A decades-old program within the military health system known as the U.S. Family Health Plan (USFHP) has outlived its usefulness, the Government Accountability Office concluded, and duplicates many of the benefits and services provided under TRICARE -- the department’s main health care program that covers 9.6 million active-duty service members, reservists, retirees and their dependents.
“If the USFHP did not exist, DoD would potentially save millions of dollars from duplicative administrative costs and profits,” the report said.
TRICARE contracts cost the department about $56 billion over a five-year period, while USFHP contracts come with a $6.4 billion price-tag over five years. In addition to providing enrollees with the same benefits that TRICARE does and operating in the same geographic areas, USFHP’s costs aren’t totally transparent. Because of how Congress wrote the law when it required the department to use USFHP, Defense doesn’t know how much of the approximately $1.1 billion it pays annually to the program’s six designated providers goes to their administrative costs and profit versus the cost of health care services.
“It is not known how much it costs to deliver health care under the program, or the extent of administrative costs and profits that accrue to designated providers, because the designated providers have not been required to, nor have they chosen to, share cost or pricing data with DoD,” the GAO report stated. The 1997 National Defense Authorization Act required Defense to have sole-source contracts with designated USFHP providers and treat those contracts as “commercial item contracts,” meaning Defense can’t force the contractors to provide certified cost or pricing data during negotiations. The Defense Health Agency, which runs both programs, uses managed care support contractors to administer TRICARE’s benefits in three regions across the country; those contracts, unlike the USFHP contracts, are awarded on a competitive basis.
USFHP, which has remained unchanged since the 1990s, has about 134,000 enrollees. Non-active-duty service members and retirees under the age of 65 are eligible for USFHP, which offers beneficiaries TRICARE Prime, the managed care option. USFHP providers also are located in the same regions as TRICARE managed care support contractors; for instance, four of the six USFHP providers have more than 80 percent of their service area zip codes in the regions where TRICARE contractors offer TRICARE Prime. And the reimbursement structure for providers is different for USFHP and TRICARE managed care support contractors, which can give USFHP a competitive edge. USFHP has more flexibility than do TRICARE managed care support contractors to offer their providers higher reimbursement rates or other incentives, which can make it more attractive to providers. “In contrast, [managed care support contractors’] network providers must accept TRICARE maximum allowable charges as payment in full, and these rates are generally based on Medicare rates,” the report said.

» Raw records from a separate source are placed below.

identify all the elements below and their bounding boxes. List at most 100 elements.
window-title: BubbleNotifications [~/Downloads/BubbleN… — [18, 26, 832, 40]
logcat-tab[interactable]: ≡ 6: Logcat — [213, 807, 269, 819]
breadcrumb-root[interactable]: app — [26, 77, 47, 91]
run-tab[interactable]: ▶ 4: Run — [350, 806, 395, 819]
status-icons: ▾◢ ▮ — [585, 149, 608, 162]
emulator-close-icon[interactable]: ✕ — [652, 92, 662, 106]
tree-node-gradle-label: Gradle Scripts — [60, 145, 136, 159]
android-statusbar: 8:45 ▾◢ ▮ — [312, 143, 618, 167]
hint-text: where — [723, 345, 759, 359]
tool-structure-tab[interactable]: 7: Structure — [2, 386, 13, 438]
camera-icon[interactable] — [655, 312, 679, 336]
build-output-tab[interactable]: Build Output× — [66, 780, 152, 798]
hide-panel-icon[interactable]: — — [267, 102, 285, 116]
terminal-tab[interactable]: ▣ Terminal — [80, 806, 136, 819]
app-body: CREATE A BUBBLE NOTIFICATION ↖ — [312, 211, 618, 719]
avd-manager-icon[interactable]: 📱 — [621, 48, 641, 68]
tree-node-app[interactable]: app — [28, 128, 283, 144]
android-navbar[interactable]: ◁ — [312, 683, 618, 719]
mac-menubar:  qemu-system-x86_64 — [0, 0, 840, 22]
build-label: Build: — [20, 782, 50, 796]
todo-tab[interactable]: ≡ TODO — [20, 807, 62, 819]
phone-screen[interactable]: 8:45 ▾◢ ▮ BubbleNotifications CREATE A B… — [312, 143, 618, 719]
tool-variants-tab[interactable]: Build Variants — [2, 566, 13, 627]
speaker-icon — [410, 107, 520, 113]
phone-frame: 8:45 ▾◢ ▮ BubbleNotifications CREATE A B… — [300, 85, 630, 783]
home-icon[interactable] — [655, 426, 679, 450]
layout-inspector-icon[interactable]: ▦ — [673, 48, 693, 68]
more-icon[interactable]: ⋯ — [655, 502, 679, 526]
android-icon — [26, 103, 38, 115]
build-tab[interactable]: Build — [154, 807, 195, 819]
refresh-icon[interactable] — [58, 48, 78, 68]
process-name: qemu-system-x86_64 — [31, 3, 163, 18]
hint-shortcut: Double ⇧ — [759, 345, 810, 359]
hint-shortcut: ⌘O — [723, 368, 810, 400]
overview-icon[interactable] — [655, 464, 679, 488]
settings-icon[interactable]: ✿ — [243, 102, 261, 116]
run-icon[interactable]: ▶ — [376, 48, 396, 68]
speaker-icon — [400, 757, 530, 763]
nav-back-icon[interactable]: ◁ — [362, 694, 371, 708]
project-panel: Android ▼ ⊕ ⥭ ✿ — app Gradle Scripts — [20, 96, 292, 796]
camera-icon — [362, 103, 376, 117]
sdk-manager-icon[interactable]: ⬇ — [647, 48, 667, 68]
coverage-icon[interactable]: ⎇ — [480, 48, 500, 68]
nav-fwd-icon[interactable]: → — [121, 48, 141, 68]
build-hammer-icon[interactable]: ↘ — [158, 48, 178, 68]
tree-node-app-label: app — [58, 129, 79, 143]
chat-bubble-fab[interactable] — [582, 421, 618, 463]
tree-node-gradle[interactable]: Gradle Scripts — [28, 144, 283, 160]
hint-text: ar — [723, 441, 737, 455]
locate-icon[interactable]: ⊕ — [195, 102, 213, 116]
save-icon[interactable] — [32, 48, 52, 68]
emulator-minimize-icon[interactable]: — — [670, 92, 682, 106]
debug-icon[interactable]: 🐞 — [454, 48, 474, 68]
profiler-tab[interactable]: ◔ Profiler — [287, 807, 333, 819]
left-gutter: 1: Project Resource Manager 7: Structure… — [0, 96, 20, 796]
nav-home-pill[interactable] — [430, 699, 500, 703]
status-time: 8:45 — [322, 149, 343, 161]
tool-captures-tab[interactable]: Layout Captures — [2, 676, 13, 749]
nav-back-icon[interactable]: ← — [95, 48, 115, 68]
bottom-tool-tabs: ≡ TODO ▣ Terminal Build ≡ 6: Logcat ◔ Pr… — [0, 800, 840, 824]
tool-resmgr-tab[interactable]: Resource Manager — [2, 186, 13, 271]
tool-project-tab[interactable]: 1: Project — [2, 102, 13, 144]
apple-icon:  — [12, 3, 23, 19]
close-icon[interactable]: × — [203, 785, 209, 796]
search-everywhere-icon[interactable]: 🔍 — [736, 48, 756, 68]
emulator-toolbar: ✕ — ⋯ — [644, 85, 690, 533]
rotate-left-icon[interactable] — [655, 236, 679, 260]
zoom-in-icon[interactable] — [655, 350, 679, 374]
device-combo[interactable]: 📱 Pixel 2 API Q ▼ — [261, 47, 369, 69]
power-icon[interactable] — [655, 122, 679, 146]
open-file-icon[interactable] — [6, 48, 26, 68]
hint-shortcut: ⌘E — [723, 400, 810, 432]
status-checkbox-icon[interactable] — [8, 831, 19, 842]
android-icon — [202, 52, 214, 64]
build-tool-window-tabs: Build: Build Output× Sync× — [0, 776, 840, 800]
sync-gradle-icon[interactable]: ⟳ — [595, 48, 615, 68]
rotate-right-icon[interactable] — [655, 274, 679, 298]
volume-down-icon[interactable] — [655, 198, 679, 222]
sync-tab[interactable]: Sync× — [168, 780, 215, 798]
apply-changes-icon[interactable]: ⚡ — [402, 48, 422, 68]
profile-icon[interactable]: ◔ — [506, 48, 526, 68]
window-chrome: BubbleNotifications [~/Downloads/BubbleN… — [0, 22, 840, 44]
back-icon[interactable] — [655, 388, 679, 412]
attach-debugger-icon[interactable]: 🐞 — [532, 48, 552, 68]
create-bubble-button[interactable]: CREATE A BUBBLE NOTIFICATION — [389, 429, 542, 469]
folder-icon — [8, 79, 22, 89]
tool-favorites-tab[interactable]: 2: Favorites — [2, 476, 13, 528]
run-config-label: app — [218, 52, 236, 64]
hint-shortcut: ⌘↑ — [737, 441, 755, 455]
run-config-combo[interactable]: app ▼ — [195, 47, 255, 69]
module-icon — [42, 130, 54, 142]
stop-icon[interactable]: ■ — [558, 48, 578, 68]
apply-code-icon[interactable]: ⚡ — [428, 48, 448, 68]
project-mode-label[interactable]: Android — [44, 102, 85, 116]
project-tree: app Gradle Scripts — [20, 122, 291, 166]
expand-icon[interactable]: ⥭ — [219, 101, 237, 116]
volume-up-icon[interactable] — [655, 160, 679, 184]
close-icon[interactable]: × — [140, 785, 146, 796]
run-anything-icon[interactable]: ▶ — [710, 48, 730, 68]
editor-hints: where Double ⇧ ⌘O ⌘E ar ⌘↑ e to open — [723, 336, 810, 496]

Defense agreed with GAO’s factual assessment of the USFHP but deferred to Congress on the matter of eliminating it, since scrapping the program would require changing the law. The department also reiterated GAO’s recommendation that if the program were eliminated, it would be important to ensure the smooth transition of USFHP enrollees to other health care programs.
There’s been much debate over reforming the Defense Department’s health care system as well its pay and retirement systems. Congress, however, typically has shied away from making major changes to the military’s health care system over the past decade because of politics, and the large number of voters potentially affected by reforms. The nonpartisan Congressional Budget Office estimated in 2011 that the department’s health care costs are projected to hit almost $92 billion by 2030.